Shannan rented a $1,200-a-month condo in an up-and-coming section of Jersey City. Diaz, who lived with her, said she was taking online courses offered by Phoenix University.
"She wanted out of that [prostitution] business," Diaz said, adding that she would take weeks at a time off to focus on studies and auditions.
But on April 30, he said, she needed money.
Sometime that evening, her mother said she sent a text message. "Be safe."
Mari Gilbert said her daughter replied: "I always am."
Meeting with 'lonely guy'
At 12:20 a.m., she called Pak.
He said she had finished with the Manhattan call, and needed to be picked up. According to Pak, another client soon called from Long Island. Joseph Brewer, whose house she was headed to early that morning, was in his words a "lonely guy" at the time.
An unemployed financial adviser, Brewer told Newsday last December that he had separated from his wife and lived alone in a two-story woodframe house on Fairway Drive in the beachfront community of Oak Beach, about 15 miles east of Jones Beach along Ocean Parkway.
Brewer said at the time that he had turned to Craigslist for company -- not a hooker. Contacted by Newsday last week, he declined to discuss the case further, saying police had advised him not to speak to the press.
Pak said he and Gilbert arrived in Oak Beach about 2 a.m. Gilbert went inside Brewer's house while Pak played poker on his cellphone in the SUV.
Shortly after she arrived, Gilbert and Brewer left the house in his vehicle for about 15 minutes but did not leave Oak Beach, sources familiar with the probe said.
In December, Brewer declined to elaborate on his time with Gilbert, except to say he didn't have sexual contact with her. He said he told her to leave after she demanded money. "Then she started getting all weird," Brewer said.
She went to the bathroom for some time and emerged acting erratically. "She was starting to freak out," he said.
Brewer went outside to Pak, asking for help in getting her to leave.
Inside, Pak said Gilbert was standing near the kitchen holding her cellphone, a police dispatcher on the line.
She had called 911 at 4:51 a.m. and police would be on the phone with her for 23 minutes. It was the last call recorded from that phone. She could not say where she was, and no officers arrived until nearly 6 a.m., after neighbors called 911.
Pak said he tried to calm her and told her they should leave.

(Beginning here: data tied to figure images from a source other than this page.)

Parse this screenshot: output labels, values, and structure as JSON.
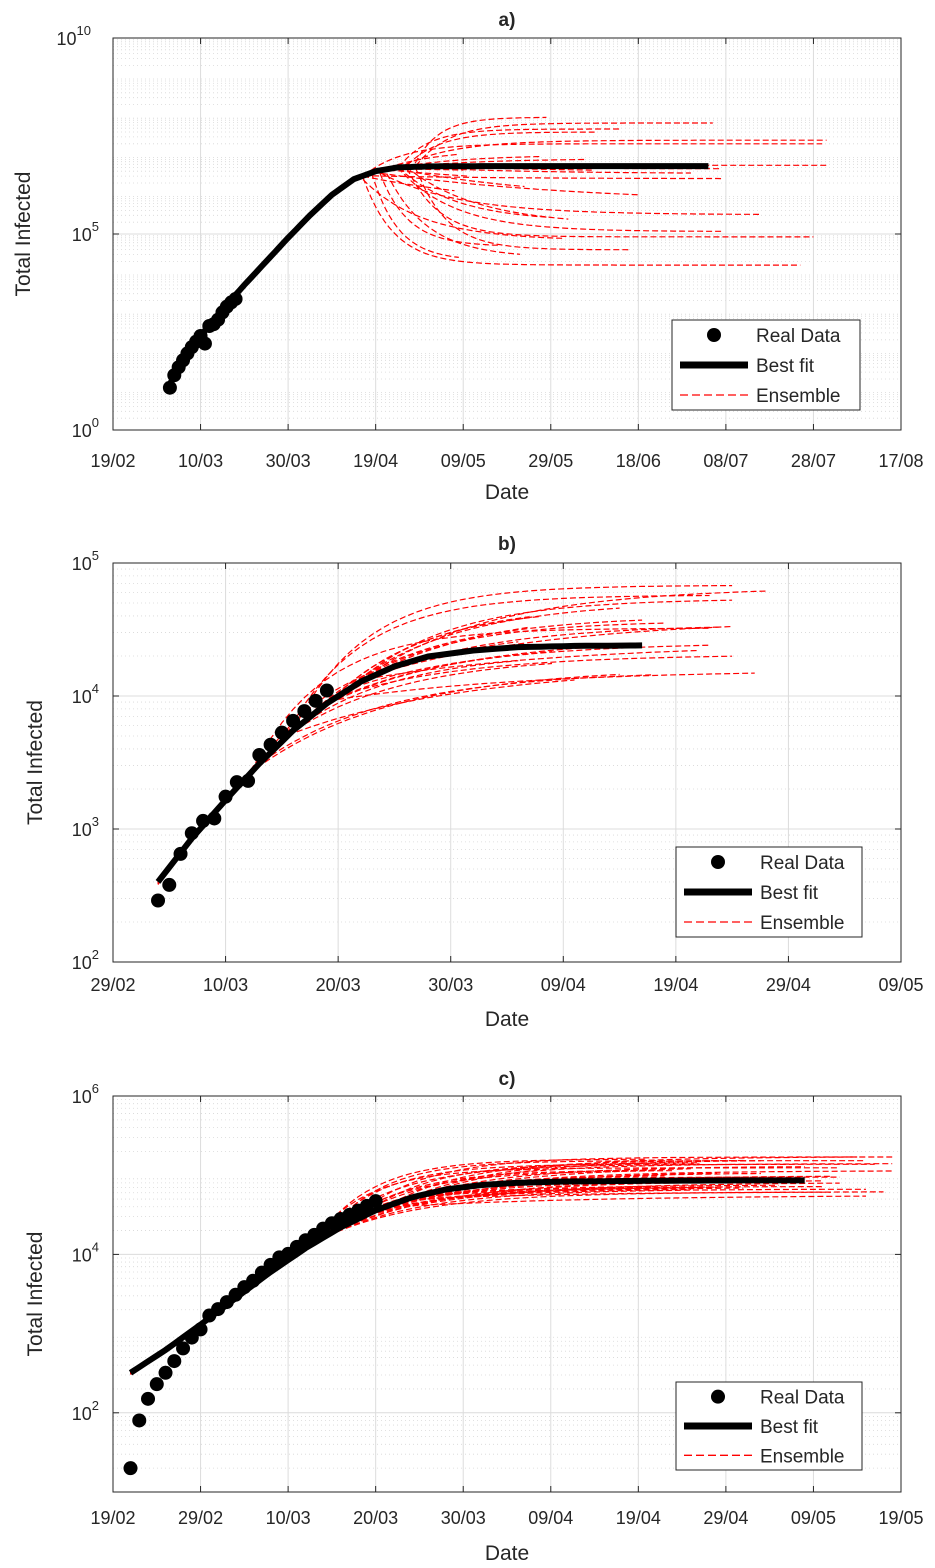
{
  "chart_data": [
    {
      "type": "line",
      "title": "a)",
      "xlabel": "Date",
      "ylabel": "Total Infected",
      "yscale": "log",
      "ylim": [
        1,
        10000000000
      ],
      "xlim": [
        "19/02",
        "17/08"
      ],
      "x_ticks": [
        "19/02",
        "10/03",
        "30/03",
        "19/04",
        "09/05",
        "29/05",
        "18/06",
        "08/07",
        "28/07",
        "17/08"
      ],
      "y_ticks": [
        {
          "base": "10",
          "exp": "0",
          "value": 1
        },
        {
          "base": "10",
          "exp": "5",
          "value": 100000
        },
        {
          "base": "10",
          "exp": "10",
          "value": 10000000000
        }
      ],
      "grid": true,
      "legend": {
        "placement": "bottom-right",
        "entries": [
          "Real Data",
          "Best fit",
          "Ensemble"
        ]
      },
      "colors": {
        "real": "#000000",
        "best": "#000000",
        "ensemble": "#ff0000"
      },
      "real_data": {
        "x": [
          "03/03",
          "04/03",
          "05/03",
          "06/03",
          "07/03",
          "08/03",
          "09/03",
          "10/03",
          "11/03",
          "12/03",
          "13/03",
          "14/03",
          "15/03",
          "16/03",
          "17/03",
          "18/03"
        ],
        "y": [
          12,
          25,
          40,
          60,
          90,
          130,
          180,
          250,
          160,
          450,
          500,
          650,
          1000,
          1400,
          1800,
          2200
        ]
      },
      "best_fit": {
        "x": [
          "03/03",
          "06/03",
          "10/03",
          "15/03",
          "20/03",
          "25/03",
          "30/03",
          "04/04",
          "09/04",
          "14/04",
          "19/04",
          "24/04",
          "01/05",
          "15/05",
          "01/06",
          "20/06",
          "04/07"
        ],
        "y": [
          15,
          60,
          250,
          1200,
          5000,
          20000,
          80000,
          300000,
          1000000,
          2500000,
          4000000,
          5000000,
          5300000,
          5400000,
          5400000,
          5400000,
          5400000
        ]
      },
      "ensemble": {
        "start": "03/03",
        "start_value": 15,
        "growth_until": "27/04",
        "end_range": [
          "01/05",
          "02/08"
        ],
        "plateau_range": [
          15000,
          90000000
        ],
        "count": 30
      }
    },
    {
      "type": "line",
      "title": "b)",
      "xlabel": "Date",
      "ylabel": "Total Infected",
      "yscale": "log",
      "ylim": [
        100,
        100000
      ],
      "xlim": [
        "29/02",
        "09/05"
      ],
      "x_ticks": [
        "29/02",
        "10/03",
        "20/03",
        "30/03",
        "09/04",
        "19/04",
        "29/04",
        "09/05"
      ],
      "y_ticks": [
        {
          "base": "10",
          "exp": "2",
          "value": 100
        },
        {
          "base": "10",
          "exp": "3",
          "value": 1000
        },
        {
          "base": "10",
          "exp": "4",
          "value": 10000
        },
        {
          "base": "10",
          "exp": "5",
          "value": 100000
        }
      ],
      "grid": true,
      "legend": {
        "placement": "bottom-right",
        "entries": [
          "Real Data",
          "Best fit",
          "Ensemble"
        ]
      },
      "colors": {
        "real": "#000000",
        "best": "#000000",
        "ensemble": "#ff0000"
      },
      "real_data": {
        "x": [
          "04/03",
          "05/03",
          "06/03",
          "07/03",
          "08/03",
          "09/03",
          "10/03",
          "11/03",
          "12/03",
          "13/03",
          "14/03",
          "15/03",
          "16/03",
          "17/03",
          "18/03",
          "19/03"
        ],
        "y": [
          290,
          380,
          650,
          930,
          1150,
          1200,
          1750,
          2250,
          2300,
          3600,
          4300,
          5300,
          6500,
          7700,
          9200,
          11000
        ]
      },
      "best_fit": {
        "x": [
          "04/03",
          "07/03",
          "10/03",
          "13/03",
          "16/03",
          "19/03",
          "22/03",
          "25/03",
          "28/03",
          "01/04",
          "05/04",
          "10/04",
          "16/04"
        ],
        "y": [
          400,
          850,
          1650,
          3100,
          5500,
          8800,
          12800,
          16700,
          19800,
          22000,
          23300,
          23800,
          24000
        ]
      },
      "ensemble": {
        "start": "04/03",
        "start_value": 400,
        "growth_until": "23/03",
        "end_range": [
          "05/04",
          "01/05"
        ],
        "plateau_range": [
          15000,
          66000
        ],
        "count": 26
      }
    },
    {
      "type": "line",
      "title": "c)",
      "xlabel": "Date",
      "ylabel": "Total Infected",
      "yscale": "log",
      "ylim": [
        10,
        1000000
      ],
      "xlim": [
        "19/02",
        "19/05"
      ],
      "x_ticks": [
        "19/02",
        "29/02",
        "10/03",
        "20/03",
        "30/03",
        "09/04",
        "19/04",
        "29/04",
        "09/05",
        "19/05"
      ],
      "y_ticks": [
        {
          "base": "10",
          "exp": "2",
          "value": 100
        },
        {
          "base": "10",
          "exp": "4",
          "value": 10000
        },
        {
          "base": "10",
          "exp": "6",
          "value": 1000000
        }
      ],
      "grid": true,
      "legend": {
        "placement": "bottom-right",
        "entries": [
          "Real Data",
          "Best fit",
          "Ensemble"
        ]
      },
      "colors": {
        "real": "#000000",
        "best": "#000000",
        "ensemble": "#ff0000"
      },
      "real_data": {
        "x": [
          "21/02",
          "22/02",
          "23/02",
          "24/02",
          "25/02",
          "26/02",
          "27/02",
          "28/02",
          "29/02",
          "01/03",
          "02/03",
          "03/03",
          "04/03",
          "05/03",
          "06/03",
          "07/03",
          "08/03",
          "09/03",
          "10/03",
          "11/03",
          "12/03",
          "13/03",
          "14/03",
          "15/03",
          "16/03",
          "17/03",
          "18/03",
          "19/03",
          "20/03"
        ],
        "y": [
          20,
          80,
          150,
          230,
          320,
          450,
          650,
          890,
          1130,
          1690,
          2040,
          2500,
          3090,
          3860,
          4640,
          5880,
          7380,
          9170,
          10150,
          12460,
          15110,
          17660,
          21160,
          24750,
          27980,
          31510,
          35710,
          41040,
          47020
        ]
      },
      "best_fit": {
        "x": [
          "21/02",
          "25/02",
          "29/02",
          "04/03",
          "08/03",
          "12/03",
          "16/03",
          "20/03",
          "24/03",
          "28/03",
          "01/04",
          "05/04",
          "10/04",
          "20/04",
          "01/05",
          "08/05"
        ],
        "y": [
          320,
          620,
          1300,
          2800,
          6000,
          12000,
          22000,
          36000,
          52000,
          66000,
          75000,
          80000,
          83000,
          85000,
          86000,
          86000
        ]
      },
      "ensemble": {
        "start": "21/02",
        "start_value": 280,
        "growth_until": "24/03",
        "end_range": [
          "20/04",
          "19/05"
        ],
        "plateau_range": [
          60000,
          175000
        ],
        "count": 40
      }
    }
  ]
}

Suffolk police have not released the 911 tape, but Suffolk Deputy Insp. Gerard McCarthy, commanding officer of the Special Services Bureau, said a dispatcher could hear a frantic woman and voices in the background trying to soothe her.
After Gilbert refused to leave, Pak said he sat down, exasperated. He was beginning to suspect she was acting strangely because of a bad reaction to drugs and alcohol, which he said she often did with clients. Brewer said he saw no drugs. Police say they believe Gilbert was intoxicated.

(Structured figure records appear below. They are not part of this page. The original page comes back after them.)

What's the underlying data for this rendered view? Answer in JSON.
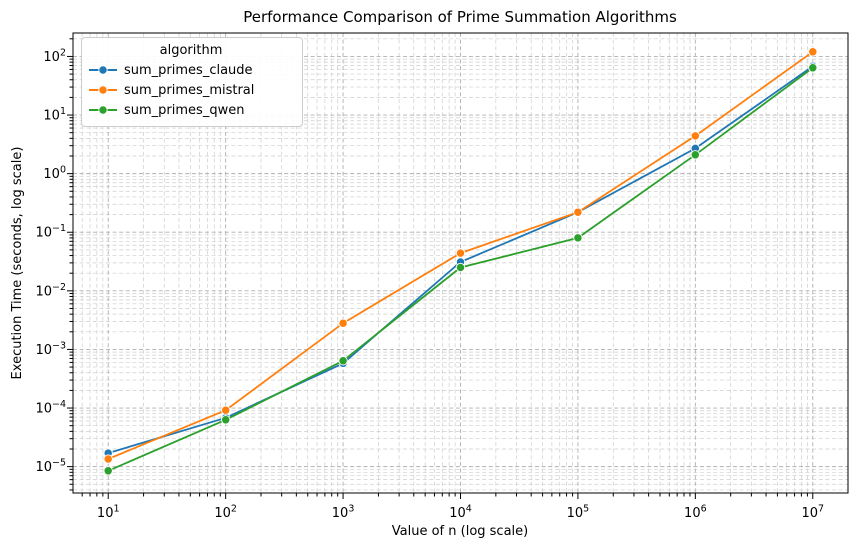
{
  "figure": {
    "background": "#ffffff",
    "spine_color": "#000000",
    "grid_major_color": "#b0b0b0",
    "grid_minor_color": "#cdcdcd",
    "tick_color": "#000000"
  },
  "chart_data": {
    "type": "line",
    "title": "Performance Comparison of Prime Summation Algorithms",
    "xlabel": "Value of n (log scale)",
    "ylabel": "Execution Time (seconds, log scale)",
    "x_scale": "log",
    "y_scale": "log",
    "grid": "both-major-and-minor, dashed",
    "legend": {
      "title": "algorithm",
      "position": "upper left"
    },
    "x": [
      10,
      100,
      1000,
      10000,
      100000,
      1000000,
      10000000
    ],
    "series": [
      {
        "name": "sum_primes_claude",
        "color": "#1f77b4",
        "values": [
          1.7e-05,
          6.8e-05,
          0.00058,
          0.031,
          0.22,
          2.7,
          68
        ]
      },
      {
        "name": "sum_primes_mistral",
        "color": "#ff7f0e",
        "values": [
          1.35e-05,
          9.2e-05,
          0.0028,
          0.044,
          0.22,
          4.4,
          120
        ]
      },
      {
        "name": "sum_primes_qwen",
        "color": "#2ca02c",
        "values": [
          8.5e-06,
          6.3e-05,
          0.00064,
          0.025,
          0.08,
          2.1,
          64
        ]
      }
    ],
    "x_ticks_exp": [
      1,
      2,
      3,
      4,
      5,
      6,
      7
    ],
    "y_ticks_exp": [
      2,
      1,
      0,
      -1,
      -2,
      -3,
      -4,
      -5
    ],
    "xlim_log": [
      0.7,
      7.3
    ],
    "ylim_log": [
      -5.45,
      2.4
    ]
  }
}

Finally, he'd had enough and walked out and got into his SUV, he said.
A short time later, Pak said she bolted from the house, phone in hand, and fell down the front steps before running away.
Down the street, Gustav Coletti, 75, was up early. An antique car buff, he said he had planned to drive to upstate Rhinebeck for a car show.
He was shaving sometime after 5 a.m. when a woman's screams and pounding on his front door gave him a shock.
"I opened the door and she jumped into the house," said Coletti, a past president of the Oak Beach Community Association.
It was Gilbert. She said her life was in danger. "I'm calling the police," Coletti recalled telling her.
Gilbert begged him not to and ran from his house, again falling down the steps, Coletti said.
A dark SUV then slowly approached, he said. Pak said he was driving around looking for Gilbert, and told Coletti they had been at a party and that the young woman who had gotten upset and left.
Coletti said he'd seen her and called police.
Pak said he resumed his search and sent Gilbert a text message. She didn't respond.
Pak looked for Gilbert along Ocean Parkway but said he gave up at 6 a.m., driving back to New York City.
By then, police had arrived in Oak Beach, but Gilbert was nowhere to be found.